The Welsh Liberal Democrats have long argued that living costs are the biggest barrier to people studying at university. That is why, in government, Kirsty Williams has introduced a new package that ensures students receive the equivalent of the National Living Wage in grants and loans while they study.
The impact of this important reform is evidenced by the BBC, who report today that early figures from the Student Loans Company show a 35% rise in the number of students given financial support to study part-time this year. That increase reverses the trend over the last ten years of 45% drop in part-time undergraduates in Wales.
We all know who that the Liberal Democrats record on Tuition Fees As part of the coalition agreement the Lib Dems abandoned their pledge to oppose any increase in tuition fees but gained permission to abstain on any vote relating to the increase of tuition fees.

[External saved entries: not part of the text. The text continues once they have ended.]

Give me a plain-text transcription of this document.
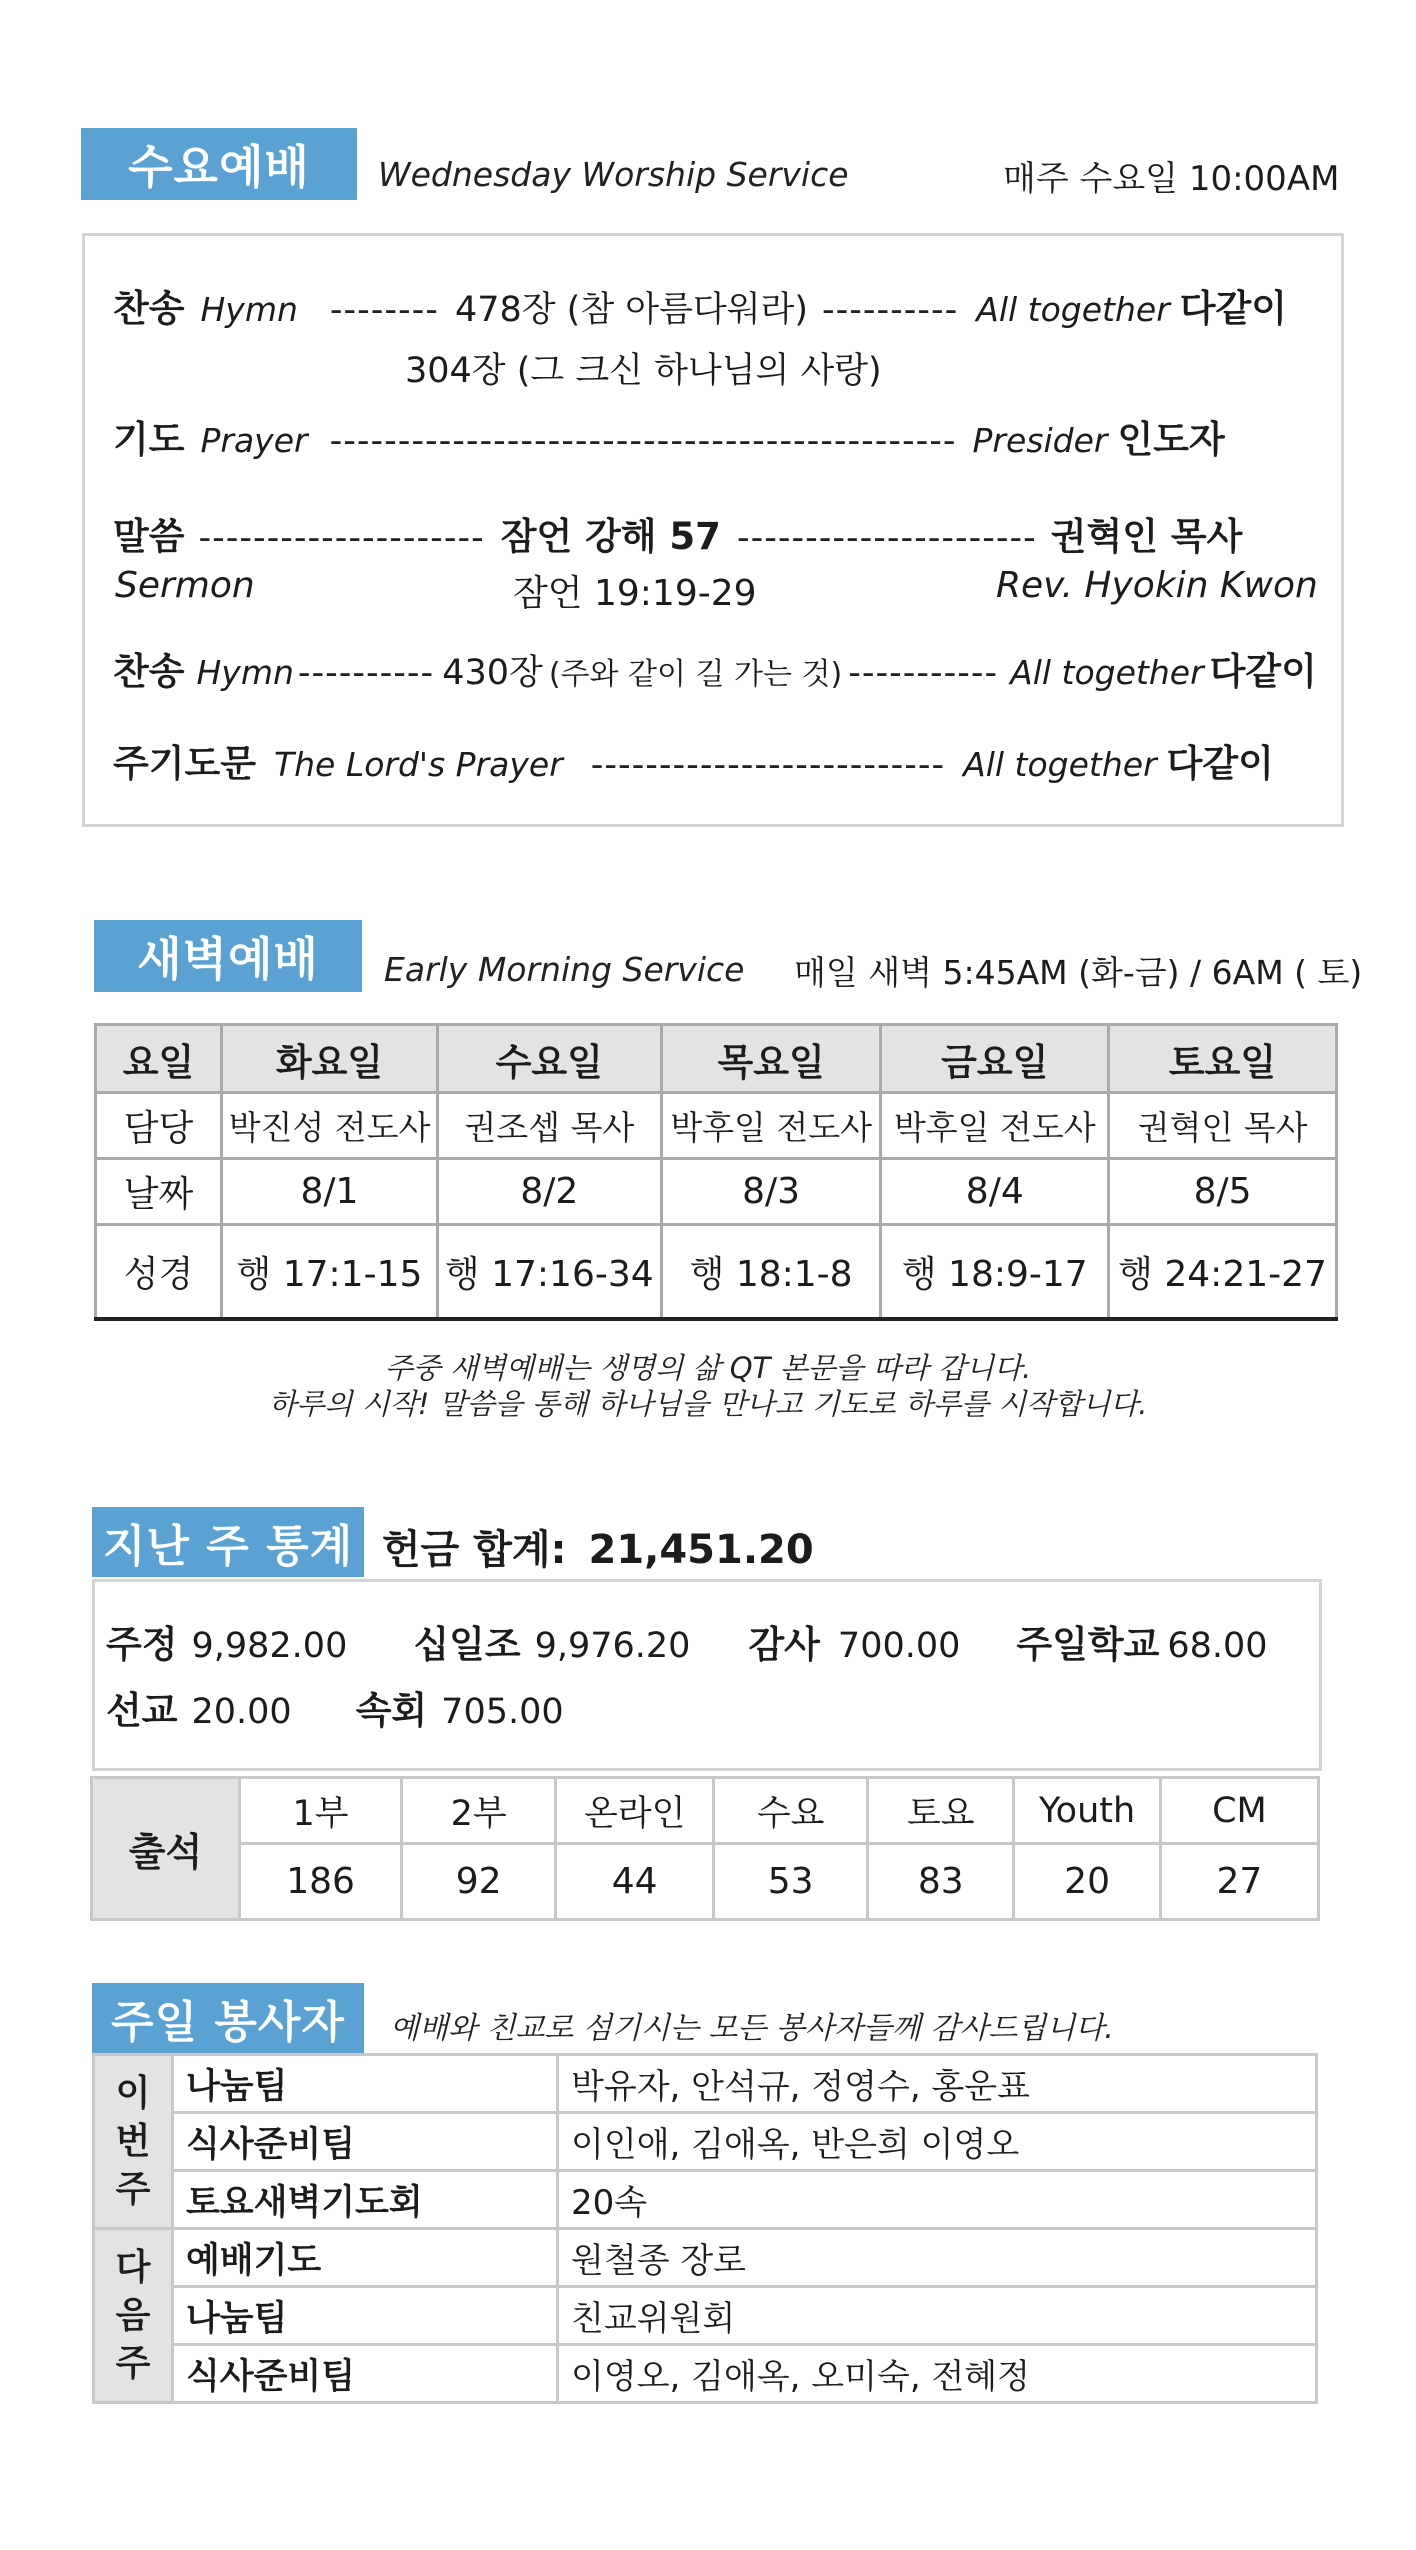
수요예배	Wednesday Worship Service	매주 수요일 10:00AM
찬송 Hymn -------- 478장 (참 아름다워라) ---------- All together 다같이
304장 (그 크신 하나님의 사랑)
기도 Prayer ---------------------------------------------- Presider 인도자
말씀 --------------------- 잠언 강해 57 ---------------------- 권혁인 목사
Sermon	잠언 19:19-29	Rev. Hyokin Kwon
찬송 Hymn ---------- 430장 (주와 같이 길 가는 것) ----------- All together 다같이
주기도문 The Lord's Prayer -------------------------- All together 다같이
새벽예배	Early Morning Service 매일 새벽 5:45AM (화-금) / 6AM ( 토)
요일	화요일	수요일	목요일	금요일	토요일
담당	박진성 전도사	권조셉 목사	박후일 전도사	박후일 전도사	권혁인 목사
날짜	8/1	8/2	8/3	8/4	8/5
성경	행 17:1-15	행 17:16-34	행 18:1-8	행 18:9-17	행 24:21-27
주중 새벽예배는 생명의 삶 QT 본문을 따라 갑니다.
하루의 시작! 말씀을 통해 하나님을 만나고 기도로 하루를 시작합니다.
지난 주 통계 헌금 합계: 21,451.20
주정 9,982.00 십일조 9,976.20 감사 700.00 주일학교 68.00
선교 20.00 속회 705.00
출석	1부	2부	온라인	수요	토요	Youth	CM
	186	92	44	53	83	20	27
주일 봉사자	예배와 친교로 섬기시는 모든 봉사자들께 감사드립니다.
이
번
주	나눔팀	박유자, 안석규, 정영수, 홍운표
	식사준비팀	이인애, 김애옥, 반은희 이영오
	토요새벽기도회	20속
다
음
주	예배기도	원철종 장로
	나눔팀	친교위원회
	식사준비팀	이영오, 김애옥, 오미숙, 전혜정
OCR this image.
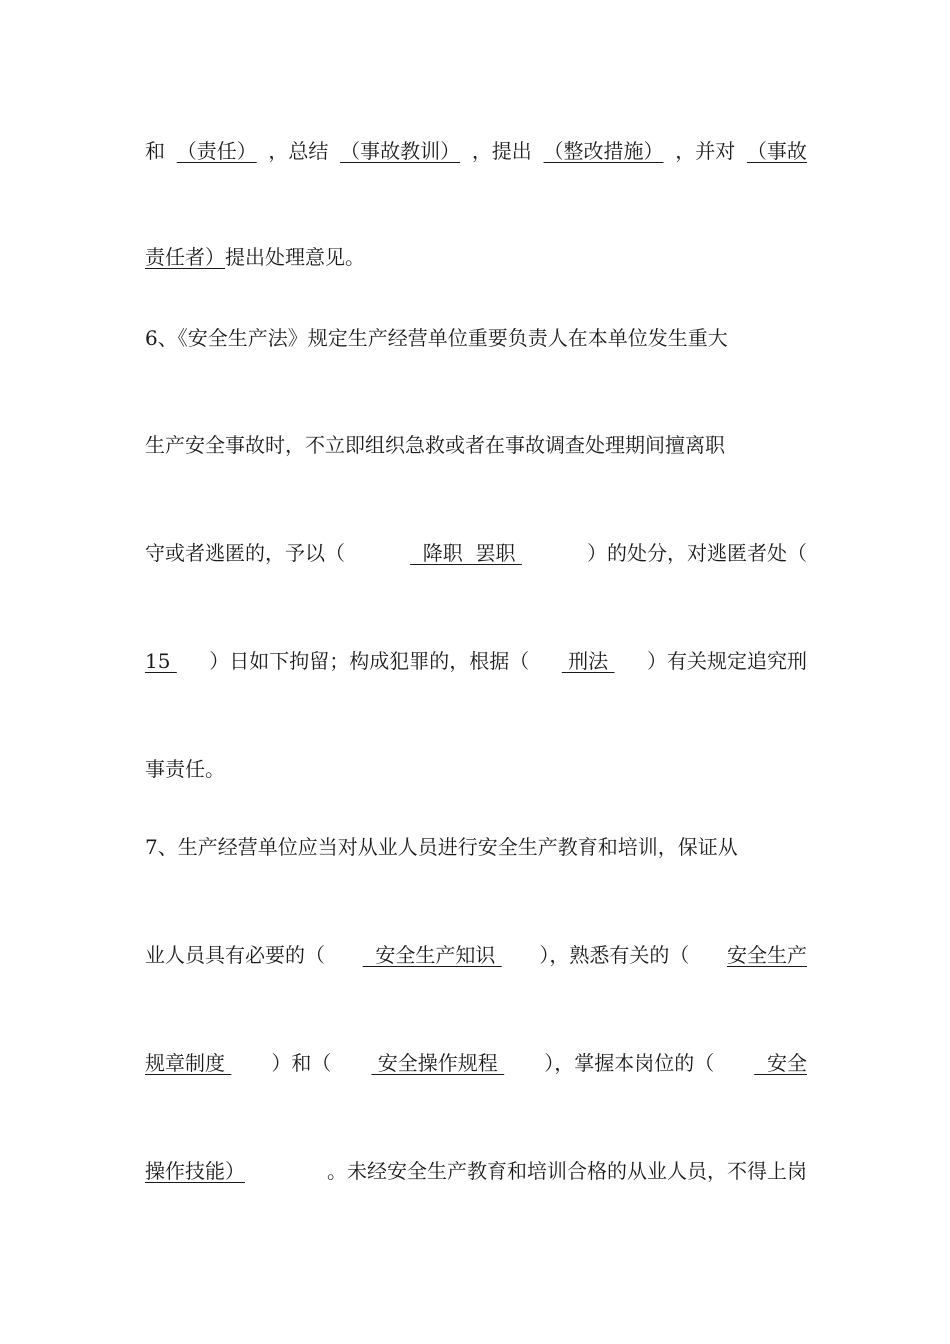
和 （责任） ，总结 （事故教训） ，提出 （整改措施） ，并对 （事故
责任者）提出处理意见。
6、《安全生产法》规定生产经营单位重要负责人在本单位发生重大
生产安全事故时，不立即组织急救或者在事故调查处理期间擅离职
守或者逃匿的，予以（	降职  罢职	）的处分，对逃匿者处（
15 ）日如下拘留；构成犯罪的，根据（ 刑法 ）有关规定追究刑
事责任。
7、生产经营单位应当对从业人员进行安全生产教育和培训，保证从
业人员具有必要的（ 安全生产知识 ），熟悉有关的（ 安全生产
规章制度 ）和（ 安全操作规程 ），掌握本岗位的（ 安全
操作技能）	。未经安全生产教育和培训合格的从业人员，不得上岗
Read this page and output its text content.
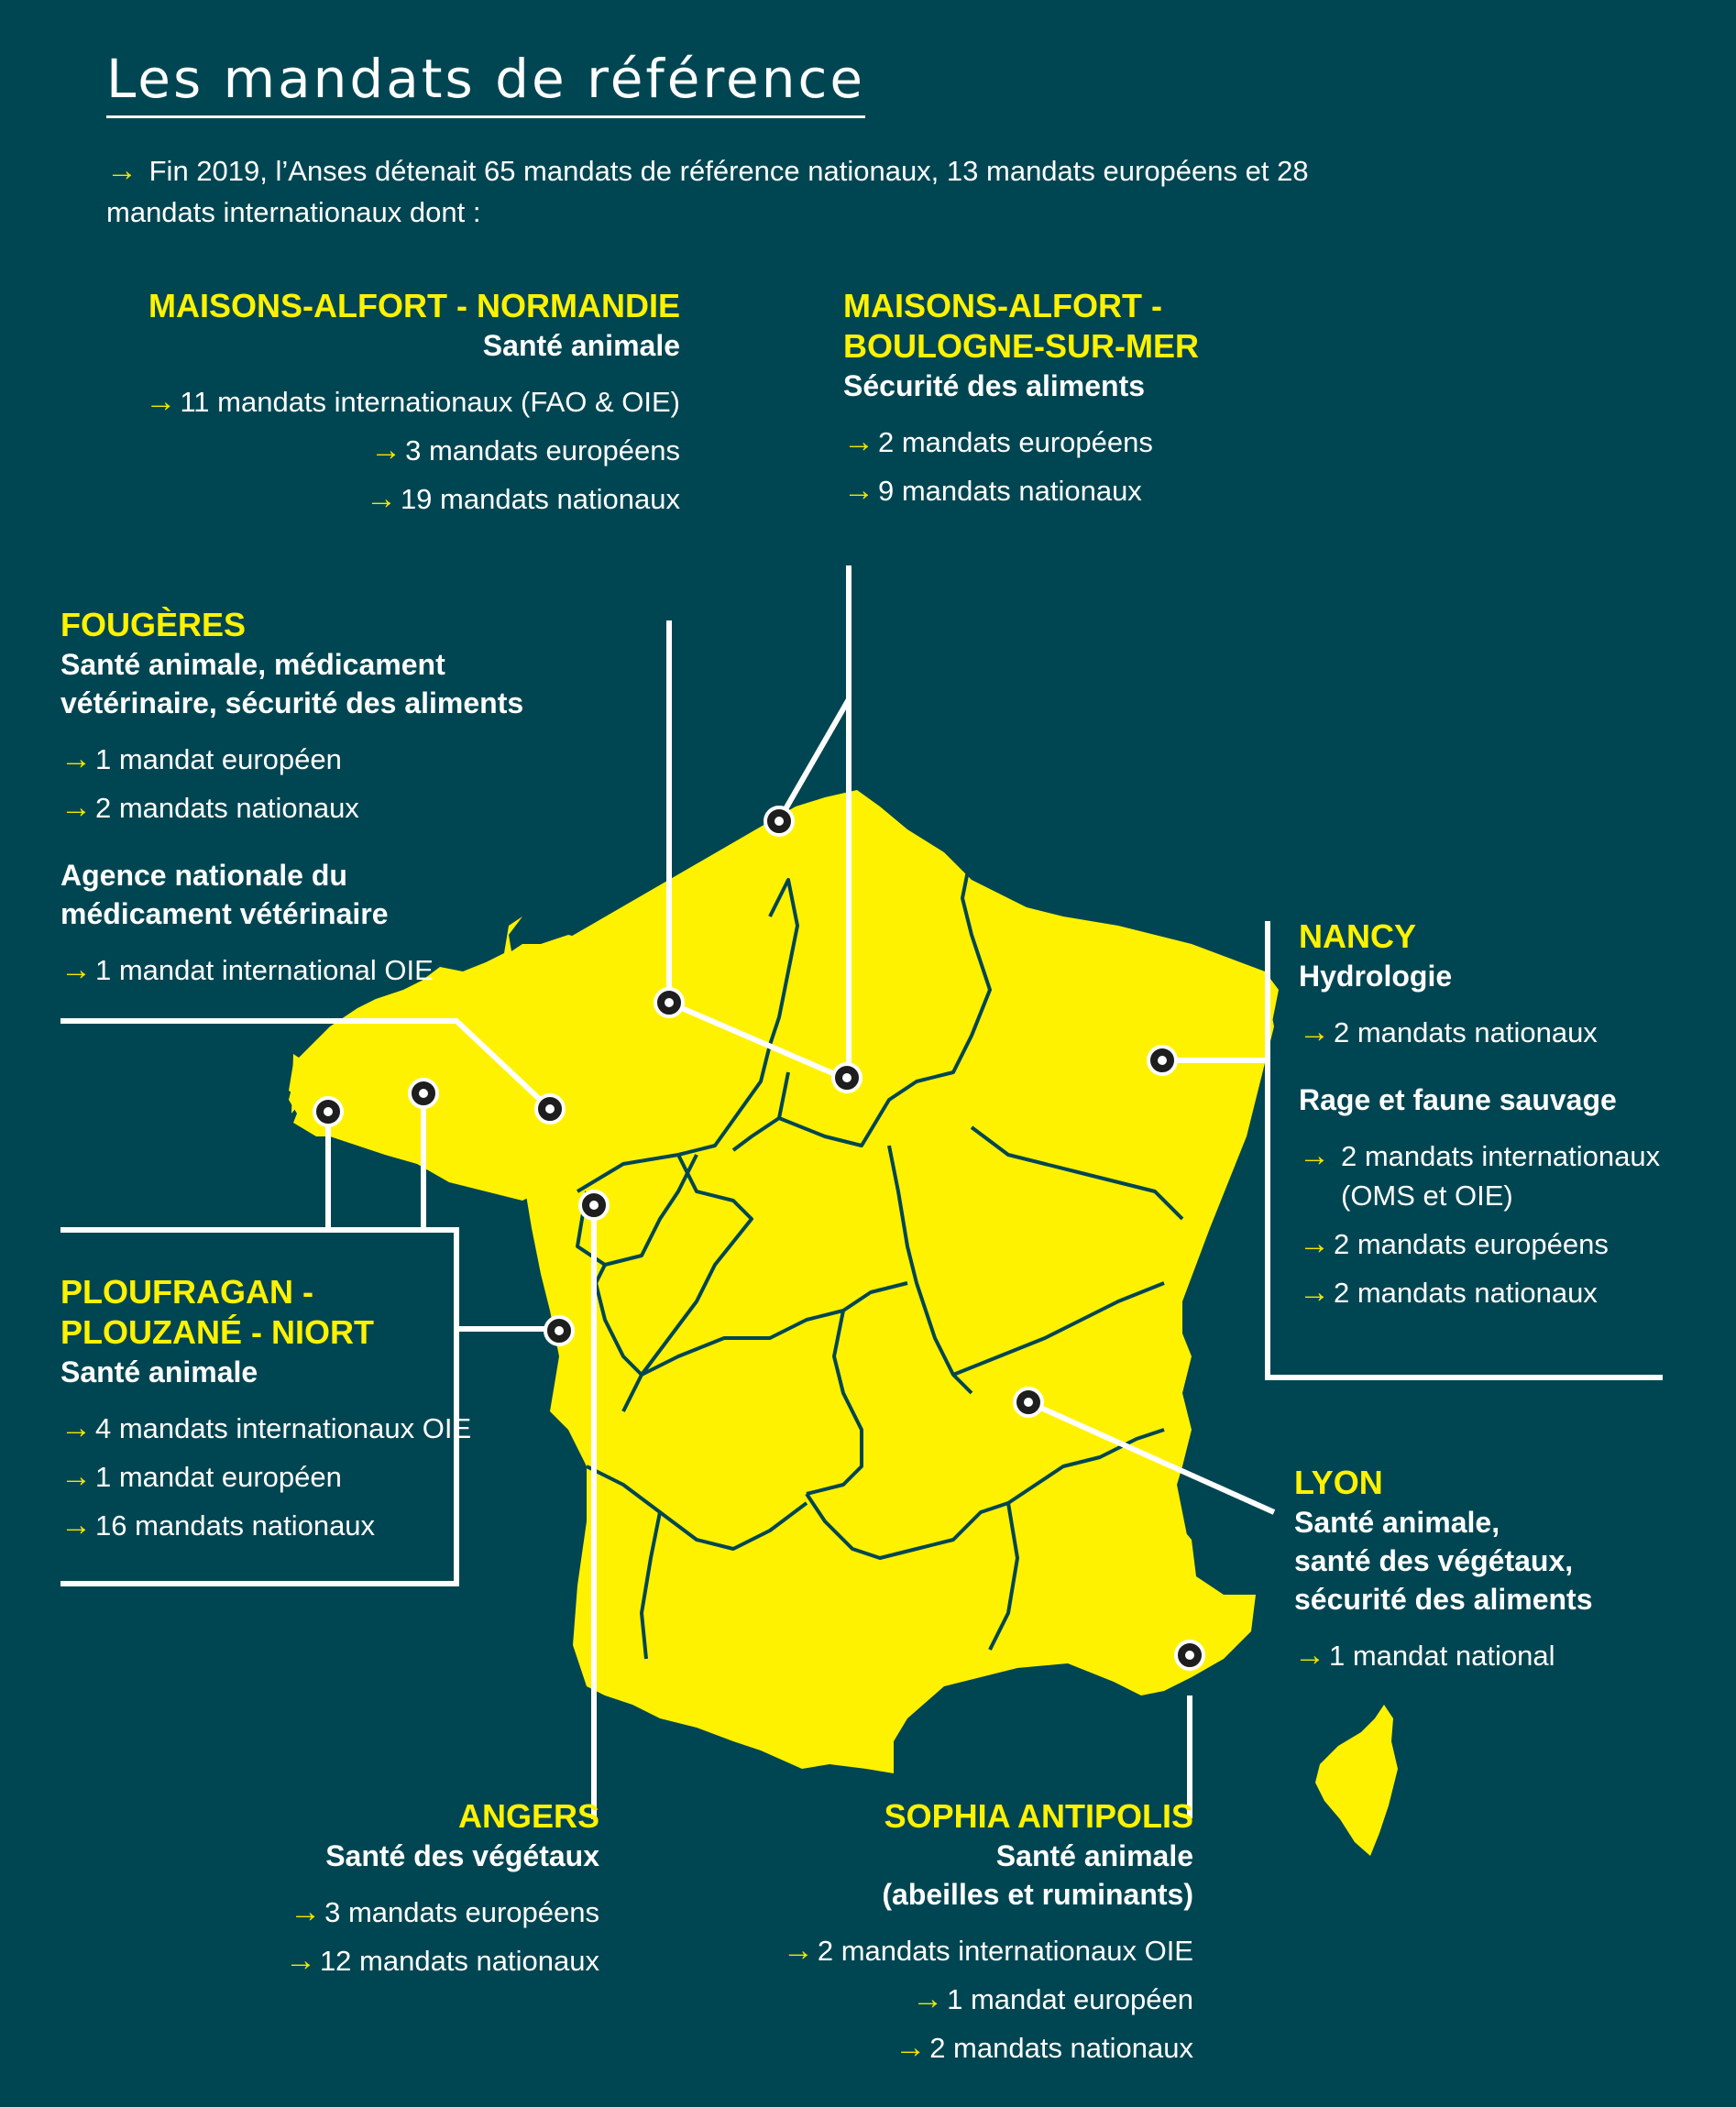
Les mandats de référence
→ Fin 2019, l’Anses détenait 65 mandats de référence nationaux, 13 mandats européens et 28 mandats internationaux dont :
MAISONS-ALFORT - NORMANDIE
Santé animale
→ 11 mandats internationaux (FAO & OIE)
→ 3 mandats européens
→ 19 mandats nationaux
MAISONS-ALFORT -
BOULOGNE-SUR-MER
Sécurité des aliments
→ 2 mandats européens
→ 9 mandats nationaux
FOUGÈRES
Santé animale, médicament
vétérinaire, sécurité des aliments
→ 1 mandat européen
→ 2 mandats nationaux
Agence nationale du
médicament vétérinaire
→ 1 mandat international OIE
NANCY
Hydrologie
→ 2 mandats nationaux
Rage et faune sauvage
→ 2 mandats internationaux
(OMS et OIE)
→ 2 mandats européens
→ 2 mandats nationaux
PLOUFRAGAN -
PLOUZANÉ - NIORT
Santé animale
→ 4 mandats internationaux OIE
→ 1 mandat européen
→ 16 mandats nationaux
LYON
Santé animale,
santé des végétaux,
sécurité des aliments
→ 1 mandat national
ANGERS
Santé des végétaux
→ 3 mandats européens
→ 12 mandats nationaux
SOPHIA ANTIPOLIS
Santé animale
(abeilles et ruminants)
→ 2 mandats internationaux OIE
→ 1 mandat européen
→ 2 mandats nationaux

Following devolution in 1999, the newly devolved governments in Scotland and Wales brought in their own acts on tuition fees. The Scottish Parliament established, and later abolished a graduate endowment to replace the fees. Wales introduced maintenance grants of up to £1,500 in 2002, a value which has since risen to over £5000.
In England, tuition fee caps rose with the Higher Education Act 2004. Under the Act, universities in England could begin to charge variable fees of up to £3,000 a year for students enrolling on courses as from the academic year of 2006–07 or later. This was also introduced in Northern Ireland in 2006–07 and introduced in Wales in 2007–08. In 2009–10 the cap rose to £3,225 a year to take account of inflation.[ Following the Browne Review in 2010, the cap was controversially raised to £9,000 a year, sparking large student protests in London.Scotland
Tuition is handled by the Student Awards Agency Scotland (SAAS), which does not charge fees to what it defines as "Young Students". Young Students are defined as those under 25, without children, marriage, civil partnership or cohabiting partner, who have not been outside of full-time education for more than three years. Fees exist for those outside the young student definition, typically from £1,200 to £1,800 for undergraduate courses, dependent on year of application and type of qualification. Postgraduate fees can be up to £3,400.
The system has been in place since 2007 when graduate endowments were abolished. Labour's education spokesperson Rhona Brankin criticised the Scottish system for failing to address student poverty. Scotland has fewer disadvantaged students than England, Wales or Northern Ireland and disadvantaged students receive around £560 a year less in financial support than their counterparts in England do.
Like their English counterparts, Welsh universities are able to charge up to £9,250 a year in tuition fees. However, Welsh students can apply for fee grants of up to £5,190, in addition to a £3,810 loan to cover these costs. This system also applies to Welsh students who study elsewhere in the United Kingdom.
If Peter Black spin is correct then it is most welcome though the reality may be somewhat different, but maybe their sole Liberal Democrat in the Welsh Assembly and a minister in not a coalition Labour Government actually deserves some credit in what has been a rather lacklustre performance from the former La Pasionaria that is Kirsty Williams.
But as the Lib Dems continue with a revival we can expect the likes pf Peter Black to claim that they are transforming Wales through their sole minister.
Personally I think we should take every claim they make with a pinch of salt.